(Reuters) – Netflix Inc (NFLX.O) announced Monday that it will touch the debt markets for the second time this year, with the aim of raising another $ 2 billion as the streaming video pioneer invests heavily in the production of original shows and acquisition of content to counteract the intensification of competition.
The move, which the company has declared to be aimed at financing a wide range of activities including the payment of new content, has stimulated the fall of both its bond prices and its shares, while investors were worried about the rising costs of its huge investments planned for years to come.
The CEO of Netflix Reed Hastings was explicit about the company's Los Gatos, California, plan to finance the acquisition of content through increased debt. "We will continue to finance our capital needs in the high yield market," Hastings wrote in his second-quarter letter to shareholders.
The move was soon telegraphed by Netflix, said John McClain, portfolio manager for Diamond Hill Capital, who is long in debt, adding that the debt hike "makes sense to us".
Netflix said it expects to spend $ 8 billion in content this year. The company had already spent $ 6.9 billion on TV and film programs by the end of the third quarter, suggesting that if they continue at a brisk pace, their spending for 2018 should approach $ 9 billion.
Netflix sold $ 1.6 billion in debt in April, after raising $ 1.9 billion in November 2017, bringing the total debt to $ 8.4 billion, most of which has been increased over the past three years. Long-term debt as a percentage of total capital has nearly doubled to 65 percent since the end of 2014.
Last week's quarterly results, driven by earnings from international subscribers, have again alarmed concerns that the global streaming leader is running out of space to expand into developed markets where it can reach mass audiences at affordable prices.
But while Netflix still has huge potential in emerging markets such as India, some brokers have begun to draw attention to the high overall cost it is paying as a business to acquire more users.

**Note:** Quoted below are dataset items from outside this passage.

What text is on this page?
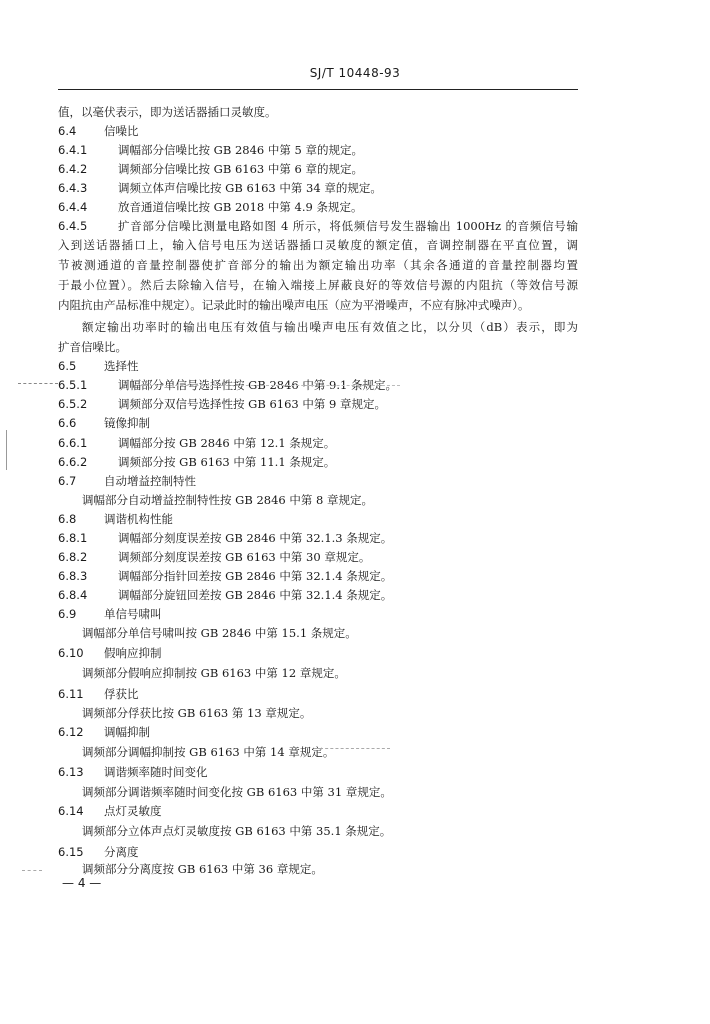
SJ/T 10448-93
值，以毫伏表示，即为送话器插口灵敏度。
6.4 信噪比
6.4.1	调幅部分信噪比按 GB 2846 中第 5 章的规定。
6.4.2	调频部分信噪比按 GB 6163 中第 6 章的规定。
6.4.3	调频立体声信噪比按 GB 6163 中第 34 章的规定。
6.4.4	放音通道信噪比按 GB 2018 中第 4.9 条规定。
6.4.5	扩音部分信噪比测量电路如图 4 所示，将低频信号发生器输出 1000Hz 的音频信号输
入到送话器插口上，输入信号电压为送话器插口灵敏度的额定值，音调控制器在平直位置，调
节被测通道的音量控制器使扩音部分的输出为额定输出功率（其余各通道的音量控制器均置
于最小位置）。然后去除输入信号，在输入端接上屏蔽良好的等效信号源的内阻抗（等效信号源
内阻抗由产品标准中规定）。记录此时的输出噪声电压（应为平滑噪声，不应有脉冲式噪声）。
额定输出功率时的输出电压有效值与输出噪声电压有效值之比，以分贝（dB）表示，即为
扩音信噪比。
6.5 选择性
6.5.1	调幅部分单信号选择性按 GB 2846 中第 9.1 条规定。
6.5.2	调频部分双信号选择性按 GB 6163 中第 9 章规定。
6.6 镜像抑制
6.6.1	调幅部分按 GB 2846 中第 12.1 条规定。
6.6.2	调频部分按 GB 6163 中第 11.1 条规定。
6.7 自动增益控制特性
调幅部分自动增益控制特性按 GB 2846 中第 8 章规定。
6.8 调谐机构性能
6.8.1	调幅部分刻度误差按 GB 2846 中第 32.1.3 条规定。
6.8.2	调频部分刻度误差按 GB 6163 中第 30 章规定。
6.8.3	调幅部分指针回差按 GB 2846 中第 32.1.4 条规定。
6.8.4	调幅部分旋钮回差按 GB 2846 中第 32.1.4 条规定。
6.9 单信号啸叫
调幅部分单信号啸叫按 GB 2846 中第 15.1 条规定。
6.10 假响应抑制
调频部分假响应抑制按 GB 6163 中第 12 章规定。
6.11 俘获比
调频部分俘获比按 GB 6163 第 13 章规定。
6.12 调幅抑制
调频部分调幅抑制按 GB 6163 中第 14 章规定。
6.13 调谐频率随时间变化
调频部分调谐频率随时间变化按 GB 6163 中第 31 章规定。
6.14 点灯灵敏度
调频部分立体声点灯灵敏度按 GB 6163 中第 35.1 条规定。
6.15 分离度
调频部分分离度按 GB 6163 中第 36 章规定。
— 4 —
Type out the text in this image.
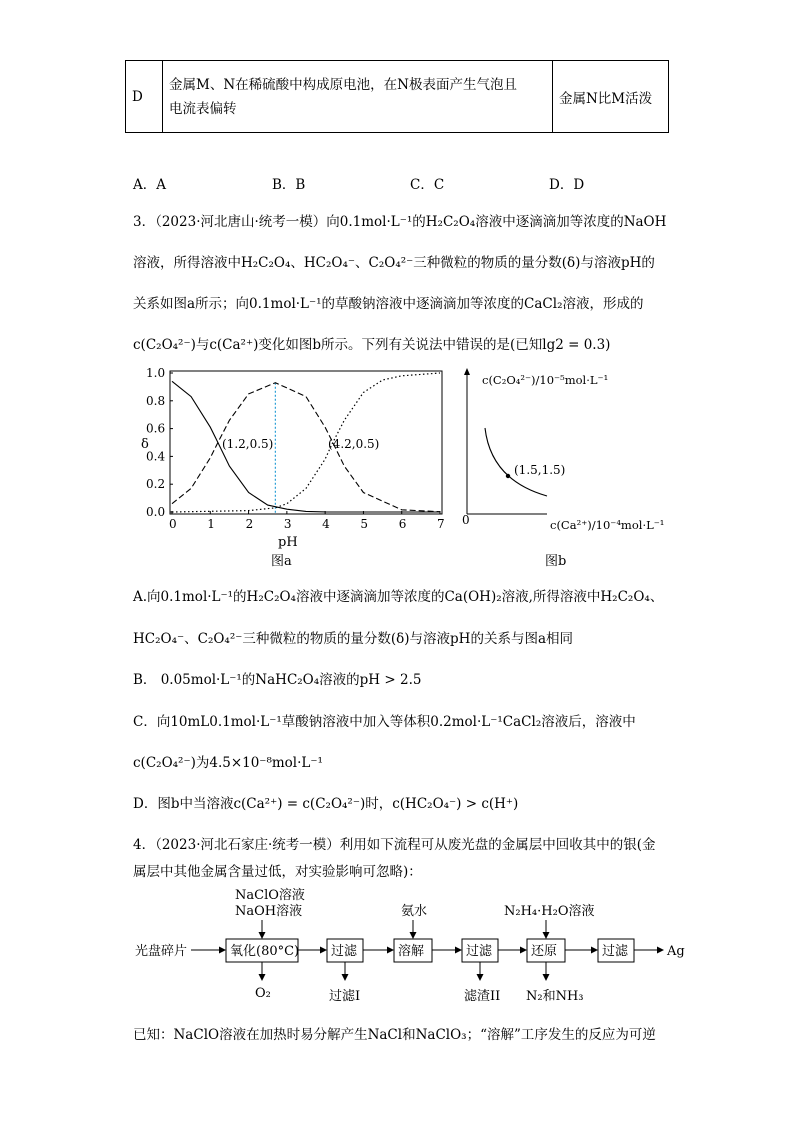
D	
金属M、N在稀硫酸中构成原电池，在N极表面产生气泡且
电流表偏转
	金属N比M活泼
A．A	B．B	C．C	D．D
3．（2023·河北唐山·统考一模）向0.1mol·L⁻¹的H₂C₂O₄溶液中逐滴滴加等浓度的NaOH
溶液，所得溶液中H₂C₂O₄、HC₂O₄⁻、C₂O₄²⁻三种微粒的物质的量分数(δ)与溶液pH的
关系如图a所示；向0.1mol·L⁻¹的草酸钠溶液中逐滴滴加等浓度的CaCl₂溶液，形成的
c(C₂O₄²⁻)与c(Ca²⁺)变化如图b所示。下列有关说法中错误的是(已知lg2 = 0.3)
0.0
0.2
0.4
0.6
0.8
1.0
0	1	2	3	4	5	6	7
(1.2,0.5)	(4.2,0.5)
δ
pH
图a
0
c(C₂O₄²⁻)/10⁻⁵mol·L⁻¹
c(Ca²⁺)/10⁻⁴mol·L⁻¹
(1.5,1.5)
图b
A.向0.1mol·L⁻¹的H₂C₂O₄溶液中逐滴滴加等浓度的Ca(OH)₂溶液,所得溶液中H₂C₂O₄、
HC₂O₄⁻、C₂O₄²⁻三种微粒的物质的量分数(δ)与溶液pH的关系与图a相同
B． 0.05mol·L⁻¹的NaHC₂O₄溶液的pH > 2.5
C．向10mL0.1mol·L⁻¹草酸钠溶液中加入等体积0.2mol·L⁻¹CaCl₂溶液后，溶液中
c(C₂O₄²⁻)为4.5×10⁻⁸mol·L⁻¹
D．图b中当溶液c(Ca²⁺) = c(C₂O₄²⁻)时，c(HC₂O₄⁻) > c(H⁺)
4．（2023·河北石家庄·统考一模）利用如下流程可从废光盘的金属层中回收其中的银(金
属层中其他金属含量过低，对实验影响可忽略)：
光盘碎片	氧化(80°C) 过滤	溶解	过滤	还原	过滤	Ag
NaClO溶液
NaOH溶液	氨水	N₂H₄·H₂O溶液
O₂	过滤I	滤渣II N₂和NH₃
已知：NaClO溶液在加热时易分解产生NaCl和NaClO₃；“溶解”工序发生的反应为可逆
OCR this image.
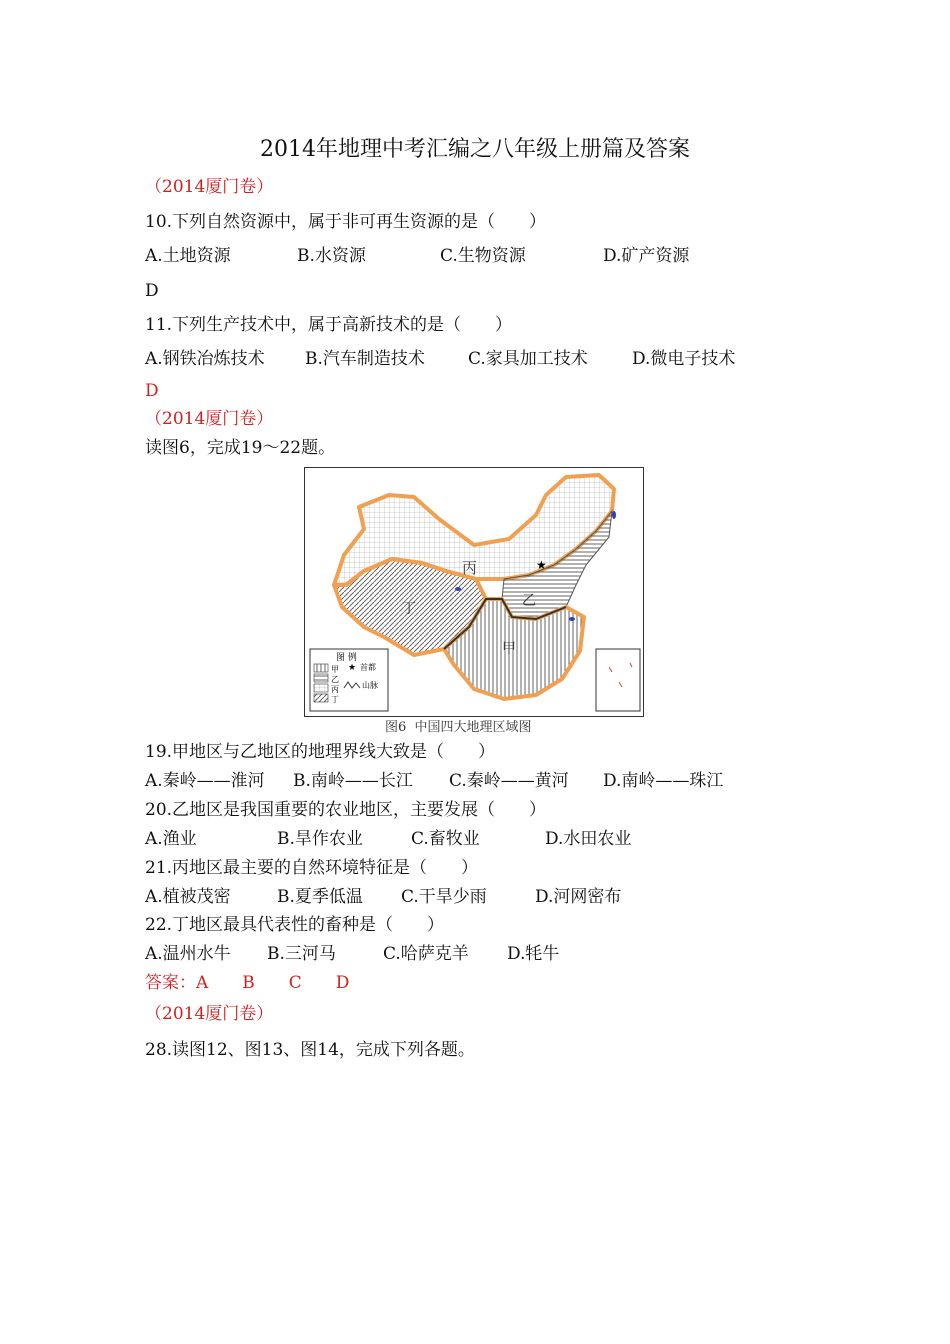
2014年地理中考汇编之八年级上册篇及答案
（2014厦门卷）
10.下列自然资源中，属于非可再生资源的是（　　）
A.土地资源	B.水资源	C.生物资源	D.矿产资源
D
11.下列生产技术中，属于高新技术的是（　　）
A.钢铁冶炼技术 B.汽车制造技术	C.家具加工技术	D.微电子技术
D
（2014厦门卷）
读图6，完成19～22题。
★
丙
乙
丁
甲
图 例
甲
乙
丙
丁
★ 首都
山脉
图6  中国四大地理区域图
19.甲地区与乙地区的地理界线大致是（　　）
A.秦岭——淮河 B.南岭——长江 C.秦岭——黄河 D.南岭——珠江
20.乙地区是我国重要的农业地区，主要发展（　　）
A.渔业	B.旱作农业	C.畜牧业	D.水田农业
21.丙地区最主要的自然环境特征是（　　）
A.植被茂密	B.夏季低温 C.干旱少雨	D.河网密布
22.丁地区最具代表性的畜种是（　　）
A.温州水牛 B.三河马	C.哈萨克羊 D.牦牛
答案：A　　B　　C　　D
（2014厦门卷）
28.读图12、图13、图14，完成下列各题。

"This is a further proof of Netflix's capital need to finance short-term transactions and capital investments," Richard Miller, founder and managing partner of Gullane Capital, who is short of equity.
"It shows that they are more than ever positive in cash flow," he said.
Netflix's existing debt prices plummeted across the board Monday, with the largest collapse of a bond maturing in 2026 64110LAN6 =, down about 3 cents to 91.5 cents on the dollar.
Its expiring eurobond in 2028 US170932935 = has also fallen by almost 3 cents to 91.95 cents on the dollar.
Downside bets against Netflix's current $ 8.4 billion of junk bonds have more than tripled this year to a record high of $ 347 million, according to Reuters last week.
About 27 of the 43 brokerage analysts covering Netflix continue to support the "buy" -edited security, compared to only three with "sell" ratings, even though their shares have slipped back compared to last week's results.
This shows that most have now given the benefit of the doubt about a deficit in subscriber numbers in the second quarter, and the company has also cut its projection for a negative cash flow to about $ 3 billion from a previously negative project of $ 4 billion.
Moody & # 39; s Investors Service has assigned a rating of Ba3 to the new banknotes, three notches in junk territory, which is the same assessment that the agency has given to the company as a whole.
Standard & Poor & # 39; s assessed the problem of debt proposed to the recovery rating "BB-" and "3". The recovery rating indicates a significant recovery of around 65% of the capital in the event of default on a payment.
He said the rating reflects the improvement in the underlying profit margins of the company over the last 12 months, driven in part by price increases and subscriber growth.
"These factors demonstrate the strength of the company's business model and its ability to expand globally, increase margins and manage its growing debt," said S & P.
The new debt will be in the form of senior notes denominated in dollars and euros – securities that the company must repay before any unsecured debt in the event of bankruptcy.
The company is now trading nearly 115 times the gains ahead, making it the second most expensive of the FAANG group of major technical bets after Amazon.com (AMZN.O) 160 times, based on Refinitiv data.